Well if you asked any of my friends in college what I would be in the future they would undoubtedly tell you, a mother. I always wanted to be a stay at home mom despite getting a bachelor's degree and a master's degree. It is probably because growing up I had a mom who stayed at home. It honestly was the best thing I could imagine. Anytime I needed my mom she was there. She delivered forgotten school lunches, picked me up when I was sick, was home when I was sick. She was there before school to make breakfast and lunches. She was there after school to listen to our boring days and make us snacks. My mom cared and loved me (and my brother) in an amazing way. It was so great that I knew I wanted to be her when I grew up.
Luckily when I first started dating Joel, he was not shocked or taken aback by me wanting to be a stay at home mom. In fact, he wanted the very same thing for his family. So, when I got pregnant with Nathaniel I knew that I would be quitting my job and staying at home. I was beyond excited because the career world was not for me (however, if I could go to school indefinitely and learn for free I would do that as my career, nerdy I know!).
October 16th 2009 I became a mother. My new job was harder than any job I ever had. There was no probation period or on the job training. I had to be 100% mother from the get go. I was working on little to no sleep, a colicky baby, and no husband (due to him providing for our family by training out of town for a new job). I was overwhelmed and frustrated. Who knew that simple daily tasks like taking a shower, eating a sandwich, and taking your time in the bathroom would be come luxuries? I became bogged down with housework and being on call 24/7. I slowly started developing postpartum depression that lingered far into Nathaniel's first year of life. I often wondered why I became a mother. It was not this glamorous job that I envisioned. I did not have this perfect mommy look with styled hair and cute clothes. My son would not cooperate and be happy like all the other babies that I saw. Instead I felt I was constantly disheveled due to lack of time to actually devote to myself and the baby weight (and added pre-baby weight) that I could not seem to shed. I mean if I barely had time to take a shower, how was I going to exercise?? My house was in a constant state of disarray. I could barely manage to make these amazing meals that I dreamed of. Heck, we were lucky to have Hamburger Helper on the table! I realized that being a mother is a 24 hour a day job. I do not get vacations or sick leave. I am on call for middle of the night feedings and lovings. I am not just a mother but a housekeeper, nurse, chauffeur, chef, financial planner, banker, mediator, and many more things.
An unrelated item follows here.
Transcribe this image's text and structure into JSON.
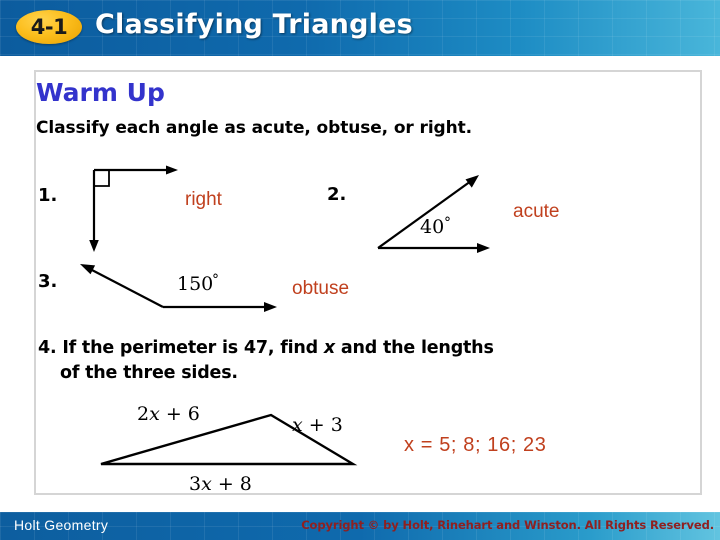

Now, I suppose this sounds all grim and that I am not thankful nor happy to be a mother. Both are completely untrue. I always loved Nathaniel, but once the depression started to lift and he became a happier baby, it was easier for me to be a mother. It took about 6 months before life started getting more "normal". At that point Nathaniel was more content being alone and I was more rested and able to juggle my everyday tasks from showering to cleaning and cooking for my family. I started to realize that being a mother is like any other job out there. You work long hours with little to no appreciation (from the kiddos). You are constantly learning and growing. And there will be days that you absolutely love your job and days when you cannot wait to clock out (in my case that would be bed time for the boy). And there will be all the other days in between when you are going about your day and little bits of joy are flown in to make you love your job even more.
Once Nathaniel hit the one year mark, I fell totally and completely in love with him. It was like a light switch went on and I went from being mother to being mommy. I finally found my purpose in motherhood and could not wait to continue on with Nathaniel and eventually with Noah. Once Noah was born I suffered from the depression again, but it quickly lifted this time and I was able to fall in love with him and enjoy him much sooner. I feel like for the first time in my life I am completely and 100% content with my life. I absolutely love being a mommy and I absolutely love my boys.
It may have taken a year and a half of tears and countless prayers, but God prevailed and allowed the joy of motherhood to overcome my life. Trust me I still have those days where I want to scream and count down the hours, minutes, and seconds until bedtime. But, I now realize they are just part of the job and make me appreciate the good times that much more.
So, with all that being said. I am extremely thankful for own mother. All of this made me appreciate her even more than I did before. I now see exactly what a stay at home mom does each day and I realized the sacrifices my mother and all mothers make in love for their children. Happy Mother's Day!